Je veux parler des aveux de Gaston devant le policier Guérino (auquel on a donné un uniforme de gendarme), de ses rétractations, de la reconstitution, de son attitude devant la cour d'assises. Gaston, comme nous le savons bien, met en cause Gustave à plusieurs reprises. Il est sur le point de le faire craquer en plein tribunal. Oui, mais là, je dois dire que quelque chose se met à clocher.
Gaston que ses cauchemars accablent, Gaston, seul coupable, prend le risque de faire parler Gustave ? Il espère que son fils s'accuserait à sa place ?  Il ne craint pas une révélation publique d'un innocent poussé à bout ?

Et c'est ici que l'on mesure les limites d'une méthode reposant sur des prélèvements de pièces hétérogènes. L'ensemble a autant de mal à s'assembler en un tout cohérent que la nature est en difficulté pour marier une carpe japonaise et un lapin de garenne.

C'est fini ? Comme promis, je veux souligner quelques aspects agréables, à mes yeux, de notre bande dessinée. Le premier, et pas des moindres, est que les espions venus du froid ont bel et bien disparu. Les dernières productions sur l'affaire n'en font plus mention, qu'il s'agisse de la pièce de Robert Hossein ou de la BD Bresson-Follet. Bartkowski semble être retourné pour toujours de l'autre côté du rideau de fer où il chemine, sans espoir, à la recherche des ombres grises d'un commando chimérique. Mais ce n'est pas tout.

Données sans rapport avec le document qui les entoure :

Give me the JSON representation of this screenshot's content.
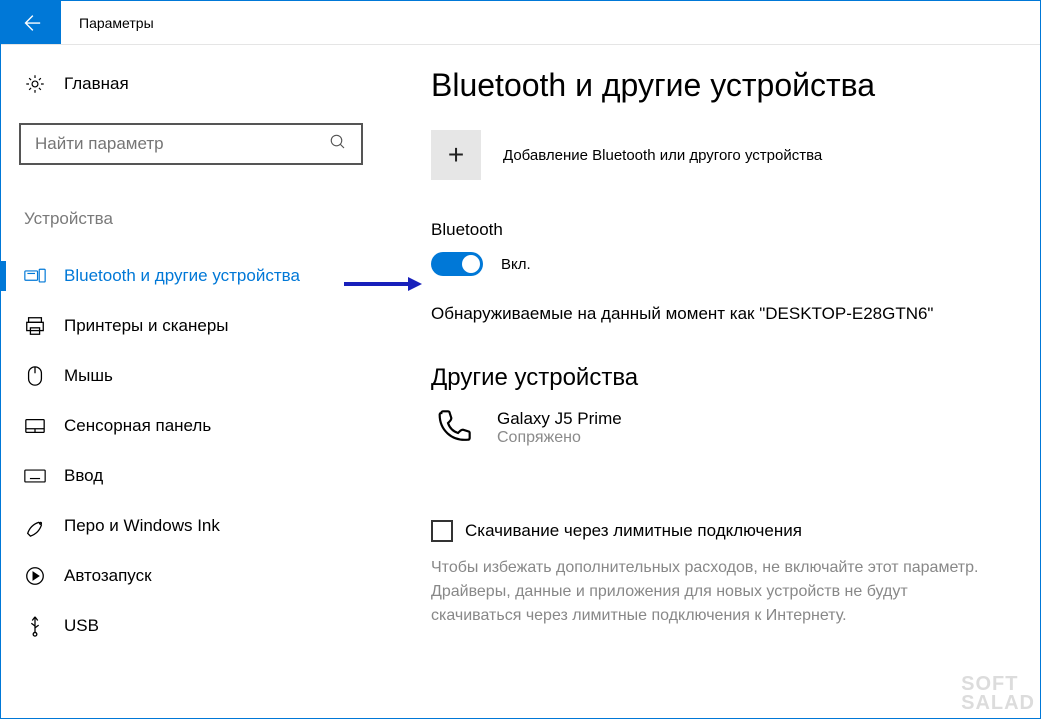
{
  "titlebar": {
    "title": "Параметры"
  },
  "sidebar": {
    "home": "Главная",
    "search_placeholder": "Найти параметр",
    "section": "Устройства",
    "items": [
      {
        "label": "Bluetooth и другие устройства"
      },
      {
        "label": "Принтеры и сканеры"
      },
      {
        "label": "Мышь"
      },
      {
        "label": "Сенсорная панель"
      },
      {
        "label": "Ввод"
      },
      {
        "label": "Перо и Windows Ink"
      },
      {
        "label": "Автозапуск"
      },
      {
        "label": "USB"
      }
    ]
  },
  "main": {
    "title": "Bluetooth и другие устройства",
    "add_label": "Добавление Bluetooth или другого устройства",
    "bt_label": "Bluetooth",
    "toggle_state": "Вкл.",
    "discoverable": "Обнаруживаемые на данный момент как \"DESKTOP-E28GTN6\"",
    "other_devices": "Другие устройства",
    "device": {
      "name": "Galaxy J5 Prime",
      "status": "Сопряжено"
    },
    "metered_label": "Скачивание через лимитные подключения",
    "metered_info": "Чтобы избежать дополнительных расходов, не включайте этот параметр. Драйверы, данные и приложения для новых устройств не будут скачиваться через лимитные подключения к Интернету."
  },
  "watermark": {
    "line1": "SOFT",
    "line2": "SALAD"
  }
}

J'écoute avec plaisir le commissaire Sébeille s'inquiéter, in petto, dans le bureau du divisionnaire Harzic : "Le temps passe… Les indices vont s'effacer… les témoins se perdre…et la vérité s'évaporer". Très juste, cher Collègue ! Nous le savons bien, nous les flics : "Le temps qui passe c'est de la vérité qui s'enfuit".
J'aime bien aussi la question qu'il pose au Corbeau, alors que celui-ci vient de parler de Résistance et qu'il s'enfuit à toutes ailes : "Pourquoi diable Drummond aurait-il attendu 1952 pour régler ce différend ?" Bonne question, en effet. Et pourquoi serait-il venu régler ce différend avec le renfort de sa femme et de leur fille chérie ?
Laissons le mot de la fin au journaliste impertinent du "Dauphiné Libéré" : "Dans la région de Lurs, on ne veut plus entendre parler de cette histoire ! Et pourtant, personne ne peut la lâcher. À moins que ce soit elle qui ne vous lâche pas !..."

Bien observé, Monsieur le journaliste.